Take Control of Your AI Visibility: Where to Start Tomorrow
Stop seeing your AI tracking as an SEO dashboard. Multiply prompts, stop measuring positions, focus instead on citation quality.
The minimal version I recommend to start in 24 hours:
- Pick 3 key commercial concepts (no more).
- For each concept, write 10 real questions your customers ask support.
- Generate 5 variants for each question with an LLM, including errors and different languages.
- Open a spreadsheet with columns: prompt, variant, engine, brand cited, recommendation, source, tone, free note.
- Each morning for 14 days, launch 5 random prompts and fill in the corresponding row.
- After two weeks, calculate the mention ratio and composite score per concept.
You need no subscription. Just a browser and analytical rigor. I do this for my clients until they master the process. After 14 days, you already see much more clearly.
In 2026, being visible in AI isn’t enough. You must know if you truly are and whether that visibility has commercial value. The only way to know is measure how AI actually works: with fluidity, context, and nuance.
So, will you keep tracking keywords like 2018? Or will you start asking the right questions of your tools?
I’m not selling you the method. I’m showing you the pages.
AI Visibility Audit: I Show You the Pages, Not Just the Numbers
In 1 hour, I analyze your current GEO data, spot measurement biases, and deliver a custom tracking grid for your key concepts. No tool, no commitment.
Book a strategic call — 45 minFrequently Asked Questions
How do I measure AI visibility with no tool budget?
I take a simple spreadsheet. I define 3 concepts, generate 50 prompt variations with free ChatGPT, launch 10 daily on 3 AI platforms. I note mentions, recommendations, and tone. In 2 weeks, I have a solid foundation.

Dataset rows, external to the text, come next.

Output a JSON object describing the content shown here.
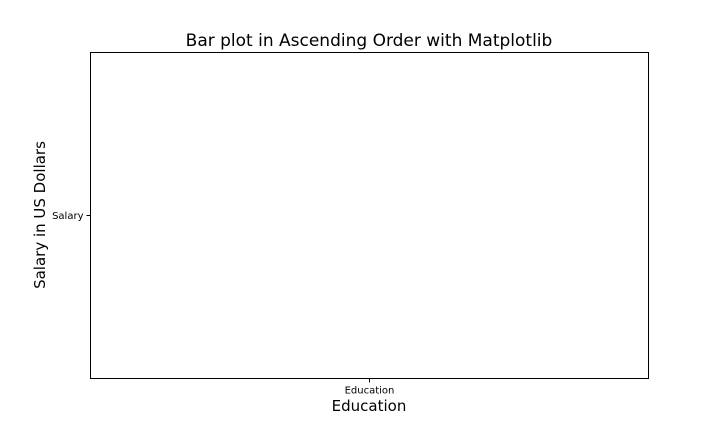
{
  "chart_data": {
    "type": "bar",
    "title": "Bar plot in Ascending Order with Matplotlib",
    "xlabel": "Education",
    "ylabel": "Salary in US Dollars",
    "x_ticks": [
      "Education"
    ],
    "y_ticks": [
      "Salary"
    ],
    "categories": [],
    "values": [],
    "grid": false,
    "legend": "none"
  }
}
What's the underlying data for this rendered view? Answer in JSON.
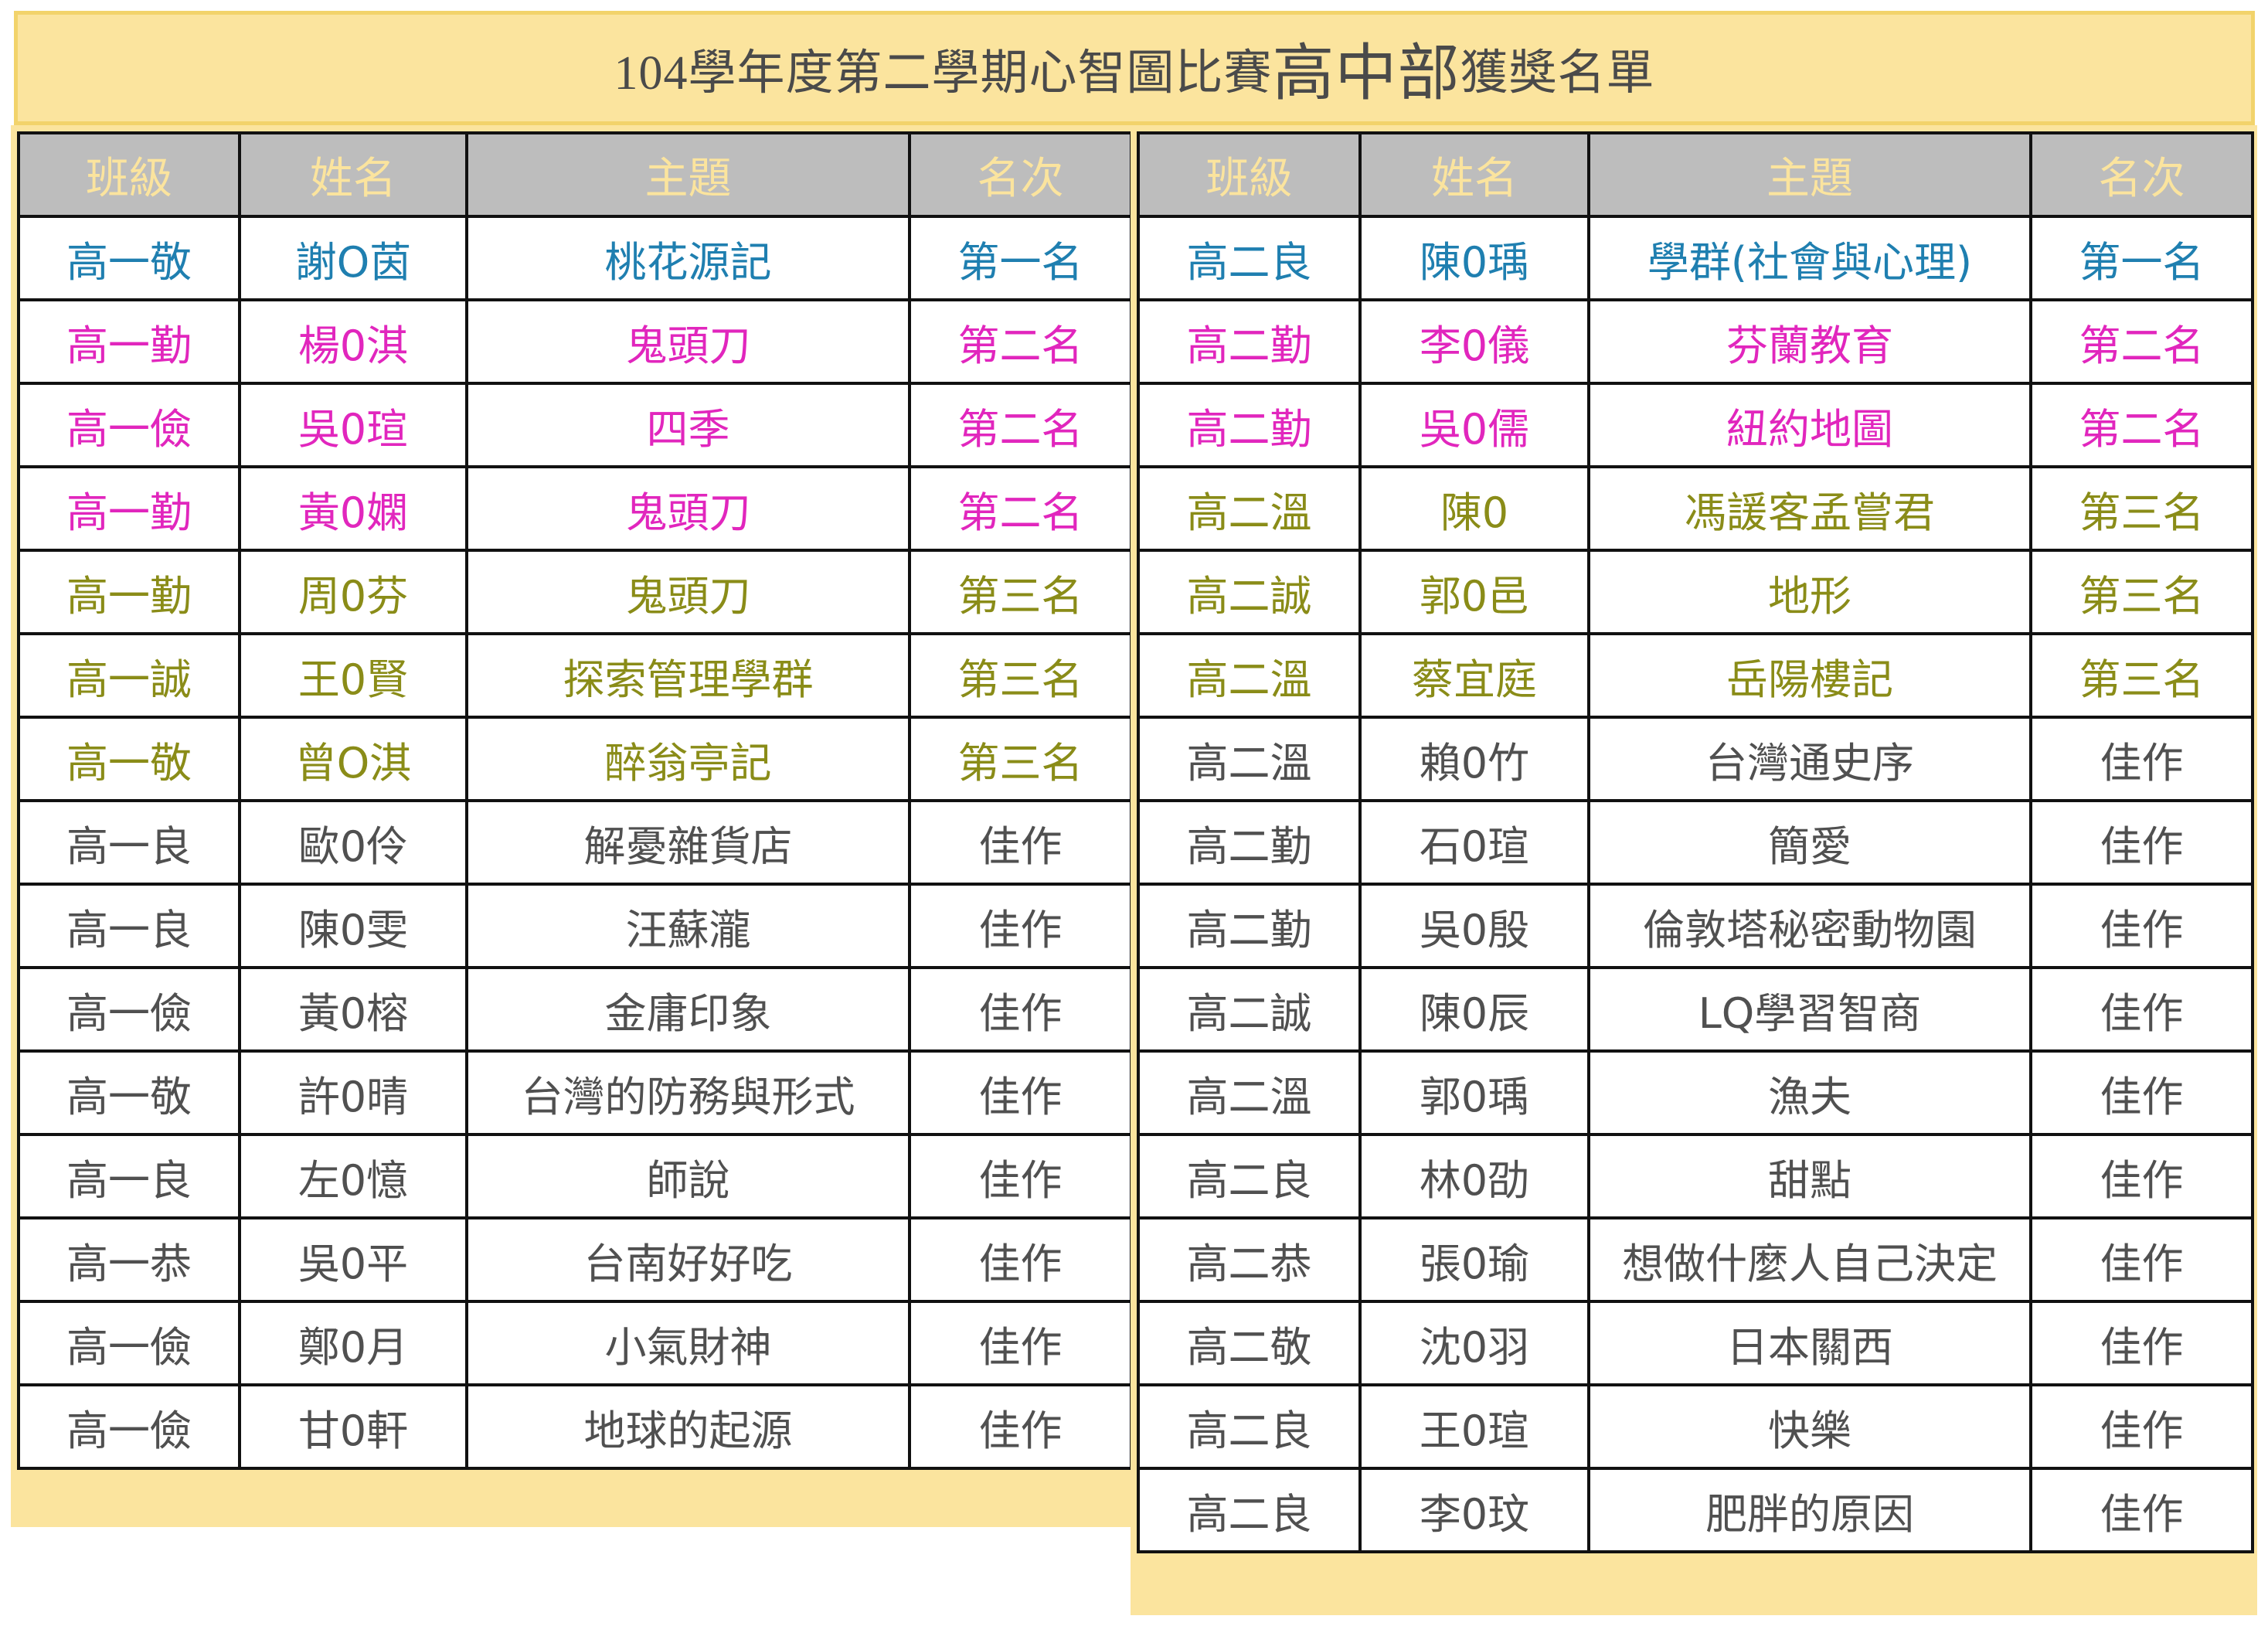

Does geographic location influence AI responses?
Absolutely. ChatGPT and Perplexity adapt recommendations based on your IP or language. Test from multiple countries with a VPN to see differences across each market.
Should I track all AI platforms or just one?
At minimum ChatGPT (free + Plus) and Perplexity. Their sources differ. If Google AI Overviews is active in your sector, add it. With these three, you cover 80% of the landscape.
What tracking frequency makes sense?
I do weekly tracking to spot trends. Daily variations are too noisy. Once stability is reached, monthly checkpoints suffice, except during competitor launches.
Does AI visibility replace classic SEO tracking?
No, it compléments it. SEO captures typed queries, AI captures conversations. Both target different intents. Pilot them with two separate dashboards.